Filtering a database table based on the version you wish to download is a common task. In the CL-PFU database, we store data in a compressed format where identical data points are not duplicated. Rather, they are stored in a single row with the ValidFromVersion and ValidToVersion columns incremented appropriately.

Usage

filter_on_version_string(
  tbl,
  version_string,
  db_table_name,
  collect = FALSE,
  conn = NULL,
  schema = schema_from_conn(conn = conn),
  fk_parent_tables = get_all_fk_tables(conn = conn, schema = schema),
  valid_from_version_colname = PFUPipelineTools::dataset_info$valid_from_version_colname,
  valid_to_version_colname = PFUPipelineTools::dataset_info$valid_to_version_colname
)

Arguments

tbl

The tbl object that should be filtered.

version_string

A vector of version strings to indicate the desired version(s).

db_table_name

The name of the table to be filtered.

collect

A boolean that tells whether to collect tbl from conn before returning. Default is FALSE.

conn

An optional database connection. Necessary only for the default values of schema and fk_parent_tables. Default is NULL.

schema

The database schema (a dm object). Default calls schema_from_conn(), but you can supply a pre-computed schema for speed. Needed only when decode_fks = TRUE (the default). If foreign keys are not being decoded, setting NULL may improve speed.

fk_parent_tables

Foreign key parent tables to assist decoding foreign keys. Default calls get_all_fk_tables().

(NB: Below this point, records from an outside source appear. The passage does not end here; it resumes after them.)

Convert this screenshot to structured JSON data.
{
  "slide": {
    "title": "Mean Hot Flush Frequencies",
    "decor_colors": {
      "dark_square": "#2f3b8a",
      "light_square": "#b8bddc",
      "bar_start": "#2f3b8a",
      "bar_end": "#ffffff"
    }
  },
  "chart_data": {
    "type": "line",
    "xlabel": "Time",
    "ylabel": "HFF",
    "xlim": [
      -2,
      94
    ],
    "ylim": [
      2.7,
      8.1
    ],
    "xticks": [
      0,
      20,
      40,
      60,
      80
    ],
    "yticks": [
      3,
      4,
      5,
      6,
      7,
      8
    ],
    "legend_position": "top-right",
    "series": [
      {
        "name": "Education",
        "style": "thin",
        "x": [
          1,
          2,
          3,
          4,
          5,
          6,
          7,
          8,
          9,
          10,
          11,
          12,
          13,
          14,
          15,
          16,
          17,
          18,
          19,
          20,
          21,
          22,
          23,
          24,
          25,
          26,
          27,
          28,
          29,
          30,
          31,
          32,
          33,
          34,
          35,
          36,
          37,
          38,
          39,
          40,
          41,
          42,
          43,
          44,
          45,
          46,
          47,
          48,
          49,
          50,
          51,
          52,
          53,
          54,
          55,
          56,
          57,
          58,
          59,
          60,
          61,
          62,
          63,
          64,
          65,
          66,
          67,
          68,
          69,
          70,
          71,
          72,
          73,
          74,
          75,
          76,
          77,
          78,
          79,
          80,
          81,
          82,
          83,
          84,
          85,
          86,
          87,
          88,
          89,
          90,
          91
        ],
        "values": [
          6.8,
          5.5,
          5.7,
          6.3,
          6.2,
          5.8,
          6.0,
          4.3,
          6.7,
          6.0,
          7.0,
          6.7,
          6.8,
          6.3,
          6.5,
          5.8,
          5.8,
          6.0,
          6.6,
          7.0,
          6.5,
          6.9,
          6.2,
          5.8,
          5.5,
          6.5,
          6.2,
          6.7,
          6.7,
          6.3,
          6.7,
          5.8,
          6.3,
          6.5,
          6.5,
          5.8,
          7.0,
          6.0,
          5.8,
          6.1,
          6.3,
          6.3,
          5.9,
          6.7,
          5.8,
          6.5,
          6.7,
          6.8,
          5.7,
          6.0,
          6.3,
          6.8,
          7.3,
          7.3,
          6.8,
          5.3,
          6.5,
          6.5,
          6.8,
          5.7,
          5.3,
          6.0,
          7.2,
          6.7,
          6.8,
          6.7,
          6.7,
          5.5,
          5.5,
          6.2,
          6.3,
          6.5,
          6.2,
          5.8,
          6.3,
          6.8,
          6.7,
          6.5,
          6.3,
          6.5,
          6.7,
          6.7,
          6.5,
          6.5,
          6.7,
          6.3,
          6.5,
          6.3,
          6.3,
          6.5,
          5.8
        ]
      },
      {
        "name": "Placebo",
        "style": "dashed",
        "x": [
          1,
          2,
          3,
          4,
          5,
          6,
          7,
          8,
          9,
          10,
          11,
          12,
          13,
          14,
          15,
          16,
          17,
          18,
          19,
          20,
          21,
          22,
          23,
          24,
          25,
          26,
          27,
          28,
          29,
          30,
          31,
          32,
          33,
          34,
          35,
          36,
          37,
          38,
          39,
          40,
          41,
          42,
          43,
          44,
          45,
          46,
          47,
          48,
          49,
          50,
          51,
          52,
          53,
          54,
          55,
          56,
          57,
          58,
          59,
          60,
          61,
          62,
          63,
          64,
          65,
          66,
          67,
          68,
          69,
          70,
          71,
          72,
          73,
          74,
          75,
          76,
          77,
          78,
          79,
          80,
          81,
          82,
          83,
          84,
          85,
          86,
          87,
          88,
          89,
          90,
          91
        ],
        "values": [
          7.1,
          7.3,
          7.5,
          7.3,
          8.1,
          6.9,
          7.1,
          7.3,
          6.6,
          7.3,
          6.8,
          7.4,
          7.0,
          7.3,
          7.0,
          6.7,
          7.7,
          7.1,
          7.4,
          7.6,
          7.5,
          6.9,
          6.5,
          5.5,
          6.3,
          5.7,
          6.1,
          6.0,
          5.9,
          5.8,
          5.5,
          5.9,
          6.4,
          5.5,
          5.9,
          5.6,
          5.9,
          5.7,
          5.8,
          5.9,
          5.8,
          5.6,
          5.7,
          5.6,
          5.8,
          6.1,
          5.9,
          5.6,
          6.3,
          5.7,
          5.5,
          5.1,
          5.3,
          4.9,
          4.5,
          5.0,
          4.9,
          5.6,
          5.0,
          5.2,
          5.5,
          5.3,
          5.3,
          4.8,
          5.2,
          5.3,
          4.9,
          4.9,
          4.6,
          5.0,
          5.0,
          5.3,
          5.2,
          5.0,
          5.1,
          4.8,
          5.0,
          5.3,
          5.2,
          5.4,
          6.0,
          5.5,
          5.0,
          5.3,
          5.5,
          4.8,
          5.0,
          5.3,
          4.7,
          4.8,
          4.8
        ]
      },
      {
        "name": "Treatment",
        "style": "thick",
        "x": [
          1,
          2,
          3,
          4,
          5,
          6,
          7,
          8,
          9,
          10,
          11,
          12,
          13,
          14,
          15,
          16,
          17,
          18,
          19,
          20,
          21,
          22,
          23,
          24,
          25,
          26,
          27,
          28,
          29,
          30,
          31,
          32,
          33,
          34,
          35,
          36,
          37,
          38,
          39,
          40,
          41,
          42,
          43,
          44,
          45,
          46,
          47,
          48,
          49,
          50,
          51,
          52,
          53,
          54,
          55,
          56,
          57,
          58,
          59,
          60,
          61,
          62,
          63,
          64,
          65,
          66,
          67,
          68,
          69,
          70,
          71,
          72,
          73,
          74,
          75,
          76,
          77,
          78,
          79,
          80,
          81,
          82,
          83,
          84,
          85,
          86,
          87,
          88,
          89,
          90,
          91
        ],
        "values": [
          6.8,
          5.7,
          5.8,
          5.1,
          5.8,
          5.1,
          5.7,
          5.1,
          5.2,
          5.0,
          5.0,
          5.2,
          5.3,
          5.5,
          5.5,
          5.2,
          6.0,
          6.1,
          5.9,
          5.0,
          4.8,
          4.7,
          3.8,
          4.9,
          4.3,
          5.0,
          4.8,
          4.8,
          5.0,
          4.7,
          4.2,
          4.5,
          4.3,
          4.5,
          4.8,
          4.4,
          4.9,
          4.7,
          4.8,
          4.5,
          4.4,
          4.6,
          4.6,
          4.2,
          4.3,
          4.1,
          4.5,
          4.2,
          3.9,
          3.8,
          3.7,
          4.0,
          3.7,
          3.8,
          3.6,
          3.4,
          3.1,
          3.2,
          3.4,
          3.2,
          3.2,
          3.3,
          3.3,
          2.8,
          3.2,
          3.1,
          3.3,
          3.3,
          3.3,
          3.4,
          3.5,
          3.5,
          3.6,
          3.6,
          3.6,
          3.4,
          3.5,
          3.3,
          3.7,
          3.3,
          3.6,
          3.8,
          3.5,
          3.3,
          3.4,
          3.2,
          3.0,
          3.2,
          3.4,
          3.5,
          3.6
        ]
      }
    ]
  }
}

valid_from_version_colname

The name of the ValidFromVersion column. Default is PFUPipelineTools::dataset_info$valid_from_version_colname.

valid_to_version_colname

The name of the ValidToVersion column. Default is PFUPipelineTools::dataset_info$valid_to_version_colname.

Value

A filtered version of tbl.

Details

The desired version is supplied in the version_string argument, which can be a vector of any length.

If both tbl and db_table_name are provided, db_table_name is ignored.